After that, the basic fuel injection amount and the basic ignition timing are corrected by parameters related to the operating state of the engine from sensors and switches, and are output from the output port of the I / O port 12 via the output processing circuit 5 at a predetermined timing. And outputs it to various actuators such as an injector and an igniter to perform fuel injection control, ignition timing control, and the like.

[Effect of the Invention] As described above, according to the first aspect of the present invention,
A first memory in which data cannot be written and a second memory in which data can be written and the data can be rewritten even when the power is turned off, is built in the one-chip microcomputer; Then, a common common specification data for each vehicle type including a control program is stored, and control data different for each vehicle type is stored in a second memory capable of holding the data even when the power is turned off and rewriting the data. Since the electronic control unit for a vehicle is configured by a one-chip microcomputer, one microcomputer can be applied to many types of vehicles, and the number of management steps can be significantly reduced, thereby reducing costs. Also, in the case of mass production of multiple models, it is possible to cope with the situation by storing only the control data unique to the model in the second memory, and it is possible to flexibly cope with it and achieve a significant cost reduction. be able to.

In addition, even if a small-scale specification change occurs, such as a change in the content of control data during the development of the vehicle or a change in the content of control data for improvement, the data can be rewritten in the second memory in which data can be rewritten. Since different control data is stored in
It is sufficient to rewrite only the control data in the second memory, and it is possible to deal with it quickly and easily.

According to the second aspect of the present invention, in addition to the effects of the first aspect of the present invention, the first memory is constituted by a mask ROM, and common specification data including a control program and common to each vehicle type is produced. The first memory is stored in the first memory by the masking process described above, and the second memory is constituted by a ROM capable of electrically rewriting data as a ROM corresponding to a one-time program. Can be stored by writing the one-time program at the time of shipment, which makes it possible to cope with the production of multiple models very easily, and to achieve both the cost merit and the reduction of man-hours. Have.
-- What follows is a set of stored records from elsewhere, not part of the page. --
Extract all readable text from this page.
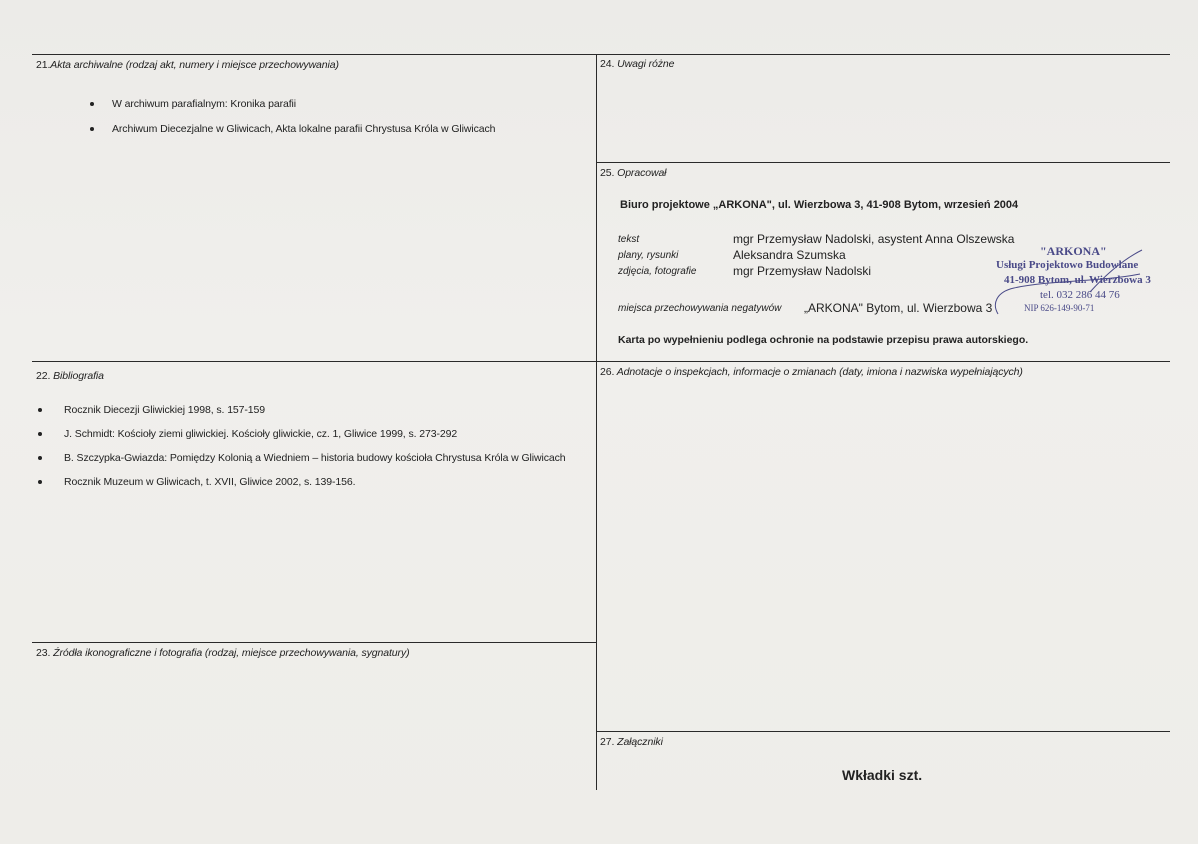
21.Akta archiwalne (rodzaj akt, numery i miejsce przechowywania)
W archiwum parafialnym: Kronika parafii
Archiwum Diecezjalne w Gliwicach, Akta lokalne parafii Chrystusa Króla w Gliwicach
22. Bibliografia
Rocznik Diecezji Gliwickiej 1998, s. 157-159
J. Schmidt: Kościoły ziemi gliwickiej. Kościoły gliwickie, cz. 1, Gliwice 1999, s. 273-292
B. Szczypka-Gwiazda: Pomiędzy Kolonią a Wiedniem – historia budowy kościoła Chrystusa Króla w Gliwicach
Rocznik Muzeum w Gliwicach, t. XVII, Gliwice 2002, s. 139-156.
23. Źródła ikonograficzne i fotografia (rodzaj, miejsce przechowywania, sygnatury)
24. Uwagi różne
25. Opracował
Biuro projektowe „ARKONA", ul. Wierzbowa 3, 41-908 Bytom, wrzesień 2004
tekst	mgr Przemysław Nadolski, asystent Anna Olszewska
plany, rysunki	Aleksandra Szumska
zdjęcia, fotografie	mgr Przemysław Nadolski
miejsca przechowywania negatywów „ARKONA" Bytom, ul. Wierzbowa 3
Karta po wypełnieniu podlega ochronie na podstawie przepisu prawa autorskiego.
"ARKONA"
Usługi Projektowo Budowlane
41-908 Bytom, ul. Wierzbowa 3
tel. 032 286 44 76
NIP 626-149-90-71
26. Adnotacje o inspekcjach, informacje o zmianach (daty, imiona i nazwiska wypełniających)
27. Załączniki
Wkładki szt.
[Brief description of the drawings]

 The drawing is a configuration diagram of an electronic control device according to the present invention. 1. Electronic control device 2. One-chip microcomputer 7. First memory (mask ROM) 10. Second memory (EEPROM)

Continuation of front page (56) References JP-A-60-159353 (JP, A) JP-A-1-280892 (JP, A) JP-A-2-25344 (JP, U)

Claims (2)

(57) [Claims] An electronic control device for a vehicle, comprising: a microcomputer having a first memory in which data cannot be written and a second memory capable of holding data even when the power is turned off and rewriting the data. The microcomputer includes a first memory storing common specification data common to each vehicle type including a control program, and a second memory storing control data different for each vehicle type.
An electronic control unit for a vehicle, comprising a one-chip microcomputer incorporating the above-mentioned memory. 2. The first memory for storing common specification data common to each vehicle type including a control program is constituted by a mask ROM, and the second memory for storing control data for each vehicle type is one-time. 2. The electronic control unit for a vehicle according to claim 1, wherein the ROM corresponding to the program is constituted by an electrically rewritable ROM.